La sconfitta interna maturata in Coppa Italia contro il Potenza lascia l'amaro in bocca in casa Ternana, soprattutto per le modalità con cui è maturato il risultato finale. Al termine della sfida del Liberati, Fabio Liverani ha analizzato con amarezza una gara che, a suo avviso, è stata decisa da episodi singoli piuttosto che da una reale supremazia tecnica degli avversari. Il tecnico romano ha sottolineato come il gol subito sia arrivato in una fase del match in cui i rossoverdi sembravano avere il controllo del gioco, complicando maledettamente i piani per il passaggio del turno.
«Sono dispiaciuto, abbiamo perso contro una squadra buona al termine di una partita equilibrata. Purtroppo abbiamo preso gol nel nostro miglior momento, ma le nostre occasioni le abbiamo avute», ha spiegato l'allenatore in sala stampa. Liverani ha poi rimarcato l'ingenuità commessa in occasione della rete lucana, figlia di un infortunio tecnico che ha spianato la strada agli ospiti: «La rete era evitabile e questo ha cambiato, purtroppo, la situazione. Fino ad allora era stata una sfida equilibrata. Dopo il gol non si è più giocato al calcio. Spiace perché Capuano sul gol è scivoltato e fino ad allora non avevamo concesso nulla». Nonostante il parziale negativo, il mister non alza bandiera bianca in ottica qualificazione: «Bisogna attaccare di più la porta. Ma abbiamo perso il primo tempo, andiamo a giocarci il secondo».

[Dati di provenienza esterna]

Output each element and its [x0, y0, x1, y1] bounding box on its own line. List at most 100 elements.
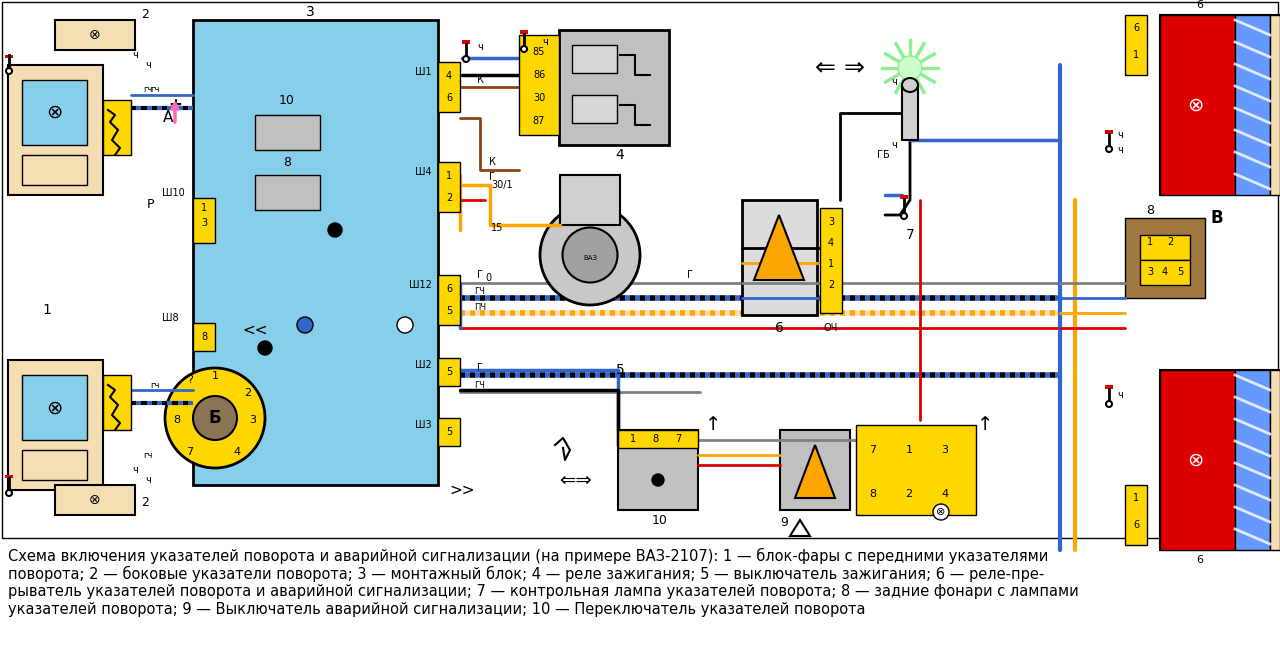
Text: 9: 9 [780, 515, 788, 528]
Text: 87: 87 [532, 116, 545, 126]
Text: 5: 5 [445, 427, 452, 437]
Circle shape [397, 317, 413, 333]
Text: ч: ч [477, 42, 483, 52]
Text: 8: 8 [1146, 204, 1155, 217]
Text: Ш1: Ш1 [416, 67, 433, 77]
Text: 3: 3 [306, 5, 315, 19]
Bar [618, 430, 698, 510]
Text: 6: 6 [445, 93, 452, 103]
Text: ⇐ ⇒: ⇐ ⇒ [815, 56, 865, 80]
Text: 86: 86 [532, 70, 545, 80]
Text: 30/1: 30/1 [492, 180, 512, 190]
Circle shape [297, 317, 314, 333]
Text: ч: ч [145, 60, 151, 70]
Bar [1125, 485, 1147, 545]
Bar [8, 65, 102, 195]
Text: ГЧ: ГЧ [475, 288, 485, 297]
Text: 3: 3 [1147, 267, 1153, 277]
Text: >>: >> [449, 482, 475, 497]
Bar [22, 375, 87, 440]
Bar [1140, 260, 1190, 285]
Text: 1: 1 [42, 303, 51, 317]
Text: ⇐⇒: ⇐⇒ [558, 470, 591, 490]
Text: К: К [489, 157, 495, 167]
Bar [22, 155, 87, 185]
Polygon shape [754, 215, 804, 280]
Text: 1: 1 [445, 171, 452, 181]
Text: 5: 5 [616, 363, 625, 377]
Text: 3: 3 [828, 217, 835, 227]
Bar [518, 35, 559, 135]
Bar [1160, 370, 1280, 550]
Text: ч: ч [132, 465, 138, 475]
Text: Ш12: Ш12 [410, 280, 433, 290]
Text: 4: 4 [828, 238, 835, 248]
Bar [1270, 15, 1280, 195]
Circle shape [6, 68, 12, 74]
Text: 6: 6 [1133, 23, 1139, 33]
Circle shape [1106, 401, 1112, 407]
Text: 3: 3 [201, 218, 207, 228]
Text: ⊗: ⊗ [1187, 450, 1203, 470]
Text: 6: 6 [445, 284, 452, 294]
Bar [820, 208, 842, 313]
Bar [462, 40, 470, 44]
Bar [572, 45, 617, 73]
Text: 7: 7 [675, 434, 681, 444]
Circle shape [259, 341, 273, 355]
Text: 1: 1 [201, 203, 207, 213]
Text: 6: 6 [1197, 0, 1203, 10]
Text: 4: 4 [1162, 267, 1169, 277]
Text: Ш4: Ш4 [416, 167, 433, 177]
Text: 5: 5 [445, 367, 452, 377]
Circle shape [165, 368, 265, 468]
Circle shape [463, 56, 468, 62]
Text: 5: 5 [1176, 267, 1183, 277]
Text: ч: ч [1117, 130, 1123, 140]
Bar [438, 62, 460, 112]
Circle shape [6, 490, 12, 496]
Text: 4: 4 [445, 71, 452, 81]
Text: 7: 7 [869, 445, 877, 455]
Text: Ш3: Ш3 [416, 420, 433, 430]
Text: 15: 15 [492, 223, 503, 233]
Text: В: В [1210, 209, 1222, 227]
Polygon shape [795, 445, 835, 498]
Text: ч: ч [891, 140, 897, 150]
Text: Г: Г [489, 172, 495, 182]
Text: <<: << [242, 322, 268, 337]
Text: ч: ч [1117, 390, 1123, 400]
Bar [1105, 130, 1114, 134]
Bar [1140, 235, 1190, 260]
Text: 8: 8 [201, 332, 207, 342]
Bar [193, 198, 215, 243]
Text: ⊗: ⊗ [46, 103, 63, 121]
Bar [438, 162, 460, 212]
Text: гч: гч [143, 450, 152, 459]
Text: 0: 0 [485, 273, 492, 283]
Bar [742, 200, 817, 315]
Bar [902, 85, 918, 140]
Text: 6: 6 [774, 321, 783, 335]
Text: 3: 3 [942, 445, 948, 455]
Text: 1: 1 [1133, 50, 1139, 60]
Text: ⊗: ⊗ [1187, 95, 1203, 115]
Text: указателей поворота; 9 — Выключатель аварийной сигнализации; 10 — Переключатель : указателей поворота; 9 — Выключатель ава… [8, 602, 865, 617]
Text: Р: Р [146, 199, 154, 212]
Bar [1125, 218, 1204, 298]
Text: 10: 10 [279, 94, 294, 106]
Text: ⊗: ⊗ [90, 28, 101, 42]
Ellipse shape [562, 228, 617, 283]
Bar [520, 30, 529, 34]
Bar [22, 450, 87, 480]
Text: 8: 8 [173, 415, 180, 425]
Bar [22, 80, 87, 145]
Text: Г: Г [477, 363, 483, 373]
Circle shape [652, 474, 664, 486]
Circle shape [521, 46, 527, 52]
Text: Б: Б [209, 409, 221, 427]
Bar [438, 358, 460, 386]
Bar [255, 175, 320, 210]
Bar [561, 175, 620, 225]
Text: 2: 2 [244, 388, 252, 398]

Uno dei temi centrali della discussione post-gara ha riguardato l'assetto tattico della squadra. Liverani è stato molto esplicito nel valutare l'esperimento della difesa a quattro, bocciandolo di fatto per mancanza di interpreti adatti alle sue idee. Secondo il tecnico, la rosa attuale non permette variazioni strutturali di questo tipo, obbligandolo a rimanere su binari più consolidati. «La Ternana per i giocatori che abbiamo in rosa, non siamo in grado di poter giocare a quattro dietro. La squadra ci ha provato, non siamo stati né puliti tecnicamente nell’ultimo passaggio né in area di rigore», ha ammesso il tecnico, sottolineando come la mancanza di precisione negli ultimi sedici metri sia stata la vera pecca della serata.
Non sono mancate critiche alla gestione disciplinare della gara e alla scarsa incisività degli attaccanti, che nonostante le diverse palle gol create non sono riusciti a impensierire seriamente l'estremo difensore avversario. «Abbiamo avuto occasioni con McJannet e Panico, anche con Kerrigan. Ma D’Alterio non ha fatto grandi parate. Non ho visto questa differenza fra noi e il Potenza, che però è stato bravo a mettere la partita sul suo binario. Meno l’arbitro, l’espulsione di Orellana è senza senso», ha sbottato l'allenatore, evidenziando il nervosismo che ha caratterizzato il finale di partita.
Infine, lo sguardo di Liverani si è rivolto alle dinamiche del centrocampo e alle possibili evoluzioni del mercato di riparazione. Il tecnico ha evidenziato la necessità di un profilo specifico per elevare il tasso tecnico della mediana, pur dichiarandosi soddisfatto dell'impegno mostrato dai presenti. «Ci manca un giocatore con pulizia tecnica soprattutto quando giochiamo a due. McJannet e Vallocchia hanno comunque fatto una grande partita, adesso vediamo cosa può arrivare dal mercato di riparazione, sempre rimanendo nei nostri obiettivi», ha concluso il mister, fissando i paletti per eventuali nuovi ingressi: «Però se arriva qualcuno deve essere qualcuno che ci cambia le cose, altrimenti mi tengo quelli che abbiamo. Non dobbiamo disunirci, è una squadra che può sbagliare ma c’è ancora molto da fare. Panico? Ha fatto una buona partita, ma serve più voglia di fare gol».